By Chris Engelhardt
Borough President Helen Marshall approved a tweaked special permit application last week for the 5Pointz redevelopment project that includes additional community benefits for Long Island City residents.
The Wolkoff family, who have owned the site for more than 40 years, want to raze 5Pointz, at 45-46 Davis St. in Long Island City, by the end of the year. Design plans call for a zoning change to allow 1,000 residential rental units in a 41-story tower and a 47-story tower, which would be connected on the fifth floor with an esplanade.
The plans include an indoor pool, a gym, an art gallery and a 250-spot parking garage, along with a courtyard with a 50-by-200-foot mural honoring the building’s graffiti glory, as well as 30,000 square feet of outdoor space for the public in addition to 50,000 square feet of retail space between both buildings.
In June, Community Board 2 rejected the special permit to develop the graffiti-covered warehouse into two high-rise luxury apartments after CB 2’s Land Use Committee said the project’s “excessive size” and “unsatisfactory design” failed to provide sufficient community benefits.
But at a Land Use public hearing June 27, 5Pointz owner David Wolkoff — joined by his father, Long Island developer Jerry Wolkoff, and CB 2 Chairman Joseph Conley — told Marshall additional benefits would be included in the application to ensure sufficient amenities for residents. They include 75 units of affordable housing, 12,000 square feet of space for artist studios, a working partnership with MoMA’s PS 1 Sculpture Studio for the management of art display panels along Davis Street and parking preferential rates and promotions.
Marshall approved the application July 16.
“I had some concerns about this application,” she said in a statement, “but I believe those concerns have been adequately addressed by the developer’s promise to Community Board 2 to provide affordable housing and other community benefits as part of the project.”

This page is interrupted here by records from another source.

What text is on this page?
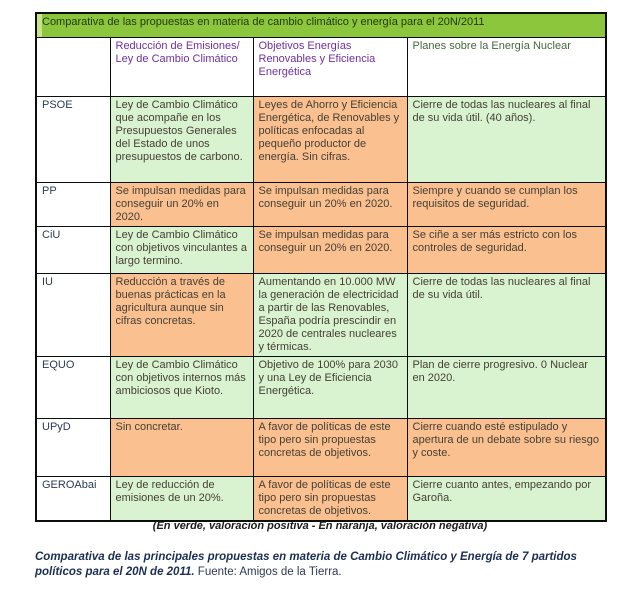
Comparativa de las propuestas en materia de cambio climático y energía para el 20N/2011			
	Reducción de Emisiones/ Ley de Cambio Climático	Objetivos Energías Renovables y Eficiencia Energética	Planes sobre la Energía Nuclear
PSOE	Ley de Cambio Climático que acompañe en los Presupuestos Generales del Estado de unos presupuestos de carbono.	Leyes de Ahorro y Eficiencia Energética, de Renovables y políticas enfocadas al pequeño productor de energía. Sin cifras.	Cierre de todas las nucleares al final de su vida útil. (40 años).
PP	Se impulsan medidas para conseguir un 20% en 2020.	Se impulsan medidas para conseguir un 20% en 2020.	Siempre y cuando se cumplan los requisitos de seguridad.
CiU	Ley de Cambio Climático con objetivos vinculantes a largo termino.	Se impulsan medidas para conseguir un 20% en 2020.	Se ciñe a ser más estricto con los controles de seguridad.
IU	Reducción a través de buenas prácticas en la agricultura aunque sin cifras concretas.	Aumentando en 10.000 MW la generación de electricidad a partir de las Renovables, España podría prescindir en 2020 de centrales nucleares y térmicas.	Cierre de todas las nucleares al final de su vida útil.
EQUO	Ley de Cambio Climático con objetivos internos más ambiciosos que Kioto.	Objetivo de 100% para 2030 y una Ley de Eficiencia Energética.	Plan de cierre progresivo. 0 Nuclear en 2020.
UPyD	Sin concretar.	A favor de políticas de este tipo pero sin propuestas concretas de objetivos.	Cierre cuando esté estipulado y apertura de un debate sobre su riesgo y coste.
GEROAbai	Ley de reducción de emisiones de un 20%.	A favor de políticas de este tipo pero sin propuestas concretas de objetivos.	Cierre cuanto antes, empezando por Garoña.

(En verde, valoración positiva - En naranja, valoración negativa)

Comparativa de las principales propuestas en materia de Cambio Climático y Energía de 7 partidos políticos para el 20N de 2011. Fuente: Amigos de la Tierra.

Residents and local artists have opposed redevelopment plans, noting that 5Pointz is a revered destination recognized around the world not only for its graffiti-covered facade, but for providing artists and children in and outside the community with an outlet to express their artistic and creative talents.
But Conley believes the Wolkoffs have made “big concessions” with the tweaked application and have a “desire to be in tune with the community.”

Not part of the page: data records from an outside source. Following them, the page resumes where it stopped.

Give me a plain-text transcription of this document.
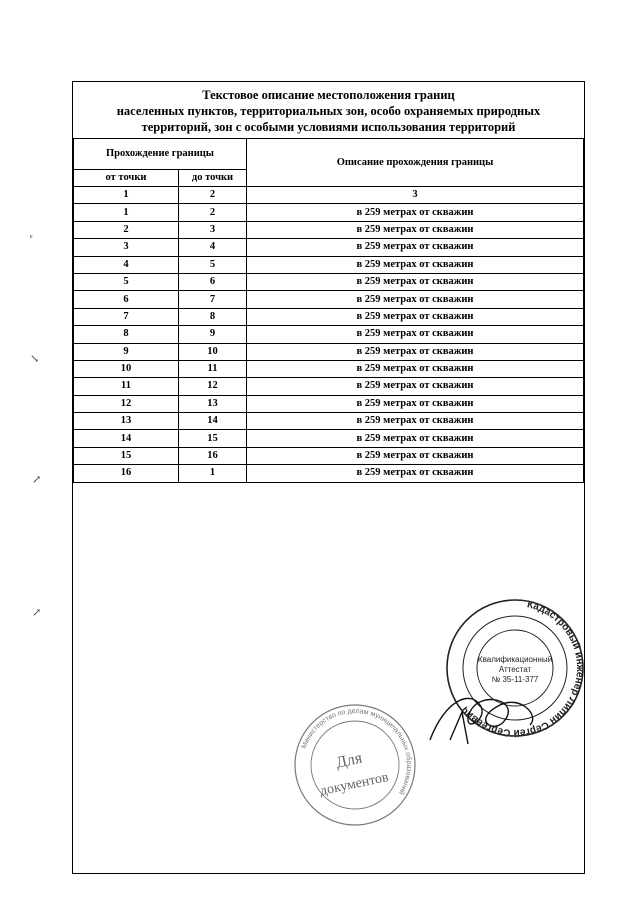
Текстовое описание местоположения границ
населенных пунктов, территориальных зон, особо охраняемых природных
территорий, зон с особыми условиями использования территорий
Прохождение границы		Описание прохождения границы
от точки	до точки	
1	2	3
1	2	в 259 метрах от скважин
2	3	в 259 метрах от скважин
3	4	в 259 метрах от скважин
4	5	в 259 метрах от скважин
5	6	в 259 метрах от скважин
6	7	в 259 метрах от скважин
7	8	в 259 метрах от скважин
8	9	в 259 метрах от скважин
9	10	в 259 метрах от скважин
10	11	в 259 метрах от скважин
11	12	в 259 метрах от скважин
12	13	в 259 метрах от скважин
13	14	в 259 метрах от скважин
14	15	в 259 метрах от скважин
15	16	в 259 метрах от скважин
16	1	в 259 метрах от скважин
ᵋ
↘
↗
↗
Кадастровый инженер Липин Сергей Сергеевич
Квалификационный
Аттестат
№ 35-11-377
Министерство по делам муниципальных образований
Для
документов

“They listened to every point the board raised — we were not changing our vote,” he said, referring to CB 2’s decision in June. “But there are many that think the building should go forward, and some that think it should stay as 5Pointz.”
“They’ve made changes,” Conley continued. “It’ll be a benefit for everyone, the artists included.”
The application will now be reviewed by the City Planning Commission.